Monday, December 5, 2022

The Use of "Altar" (θυσιαστήριον) in the Epistles of Ignatius of Antioch

  

Let no one deceive himself: if anyone is not within the altar, he lacks the bread of God; for if the prayer of one or two has such power, how much more that of the bishop and the whole church! (To the Ephesians 5:2; cf. To the Romans 7:2; To the Trallians 7:2)

 

In any event, it is unlikely that Ignatius has a physical altar in mind (5.2). A few early Christian writers explicitly deny that there were such altars in the church (Minucius Felix Oct. 32.1; Origen Gels. 8.17); and the earliest term used in connection with the eucharist seems to have been τραπεξα "table.” Moreover, the Ephesians could scarcely be said to be "within a physical altar in any intelligible sense; and the term is used symbolically by Polycarp (Phil. 4.3) and elsewhere in Ignatius (Mag. 7.2; Tr. 7.2; probably also Phd. 4).8 From the latter passages it appears that the altar is the church, but it is also closely linked with Christ, the ministry, and unified worship.

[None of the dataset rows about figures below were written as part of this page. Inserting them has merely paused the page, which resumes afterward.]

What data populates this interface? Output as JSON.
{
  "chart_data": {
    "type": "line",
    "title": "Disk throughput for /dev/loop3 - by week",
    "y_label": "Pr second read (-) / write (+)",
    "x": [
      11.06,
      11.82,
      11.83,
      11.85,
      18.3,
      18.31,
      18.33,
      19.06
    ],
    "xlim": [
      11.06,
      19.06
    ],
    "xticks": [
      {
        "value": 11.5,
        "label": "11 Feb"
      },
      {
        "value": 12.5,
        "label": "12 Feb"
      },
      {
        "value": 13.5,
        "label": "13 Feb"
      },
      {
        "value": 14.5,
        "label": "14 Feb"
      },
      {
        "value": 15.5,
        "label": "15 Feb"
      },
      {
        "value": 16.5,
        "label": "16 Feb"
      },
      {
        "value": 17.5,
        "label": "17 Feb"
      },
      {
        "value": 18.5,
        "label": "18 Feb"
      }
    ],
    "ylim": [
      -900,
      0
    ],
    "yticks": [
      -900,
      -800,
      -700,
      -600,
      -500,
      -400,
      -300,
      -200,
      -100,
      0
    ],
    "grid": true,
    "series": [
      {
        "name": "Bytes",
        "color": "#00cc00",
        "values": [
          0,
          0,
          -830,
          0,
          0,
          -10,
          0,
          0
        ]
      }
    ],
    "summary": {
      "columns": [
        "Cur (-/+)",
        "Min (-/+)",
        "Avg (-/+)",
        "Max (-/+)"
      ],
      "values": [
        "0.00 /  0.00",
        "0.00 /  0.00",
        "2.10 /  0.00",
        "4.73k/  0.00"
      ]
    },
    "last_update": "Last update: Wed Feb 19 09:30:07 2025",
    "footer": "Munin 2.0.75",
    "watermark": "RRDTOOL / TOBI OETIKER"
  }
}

The appropriateness of the term was probably suggested by the idea that prayer is true sacrifice. The eucharist and the eucharistic prayer were naturally also linked with sacrifice in this way (cf. Did. 14.1 ), and Ignatius must reflect that connection here. lt is likely, then, that the "bread of God”-a eucharistic expression from a Johannine milieu (cf. John 6:33)-is seen by Ignatius as the point of intersection between the prayers of the faithful and the presence of God or Christ. Against this background it is probable that here he is working primarily with the symbolic aspects of his eucharistic theology . . . Note that the expression "bread of God” occurs once again in Ignatius (Rom. 7.3) and that there sacramental realism is scarcely in evidence.

 

In any event, the emphasis in Eph. 5.2 is on the power of corporate prayer. Such prayers are themselves expressions of unity in Christian communities (Mag. 7.1; Tr. 12.2; Sm. 7 .1; cf. Pol. 1.3), but Ignatius sees them more often as serving a still larger purpose in assuring the success of his martyrdom and the peace of his church in Antioch (some thirteen passages), the conversion of pagans (Eph. 10.1-2) or of false teachers (Sm. 4.1), and the writing of a theological tract (Eph. 20.1). A great cosmic conflict is presupposed in which Satan's powers are destroyed by the prayers of the worshippers (Eph. 13; cf. Origen, Gels. 8.73). Thus the theme of prayer in Ignatius again illustrates the high significance he attributes to his own martyrdom in bringing to expression the underlying unity of all the churches. (William R. Schoedel, Ignatius of Antioch: A Commentary on the Letters of Ignatius of Antioch [Hermeneia-A Critical and Historical Commentary on the Bible; Philadelphia: Fortress Press, 1985], 55)

 

In the epistle to the Romans 2:2, Ignatius wrote his desire to be granted

 

nothing more than to be poured out as a libation for God while an altar is still ready . . .

 

Schoedel notes that the “altar” in this text means "the arena in which he is to give up his life" (ibid., 171).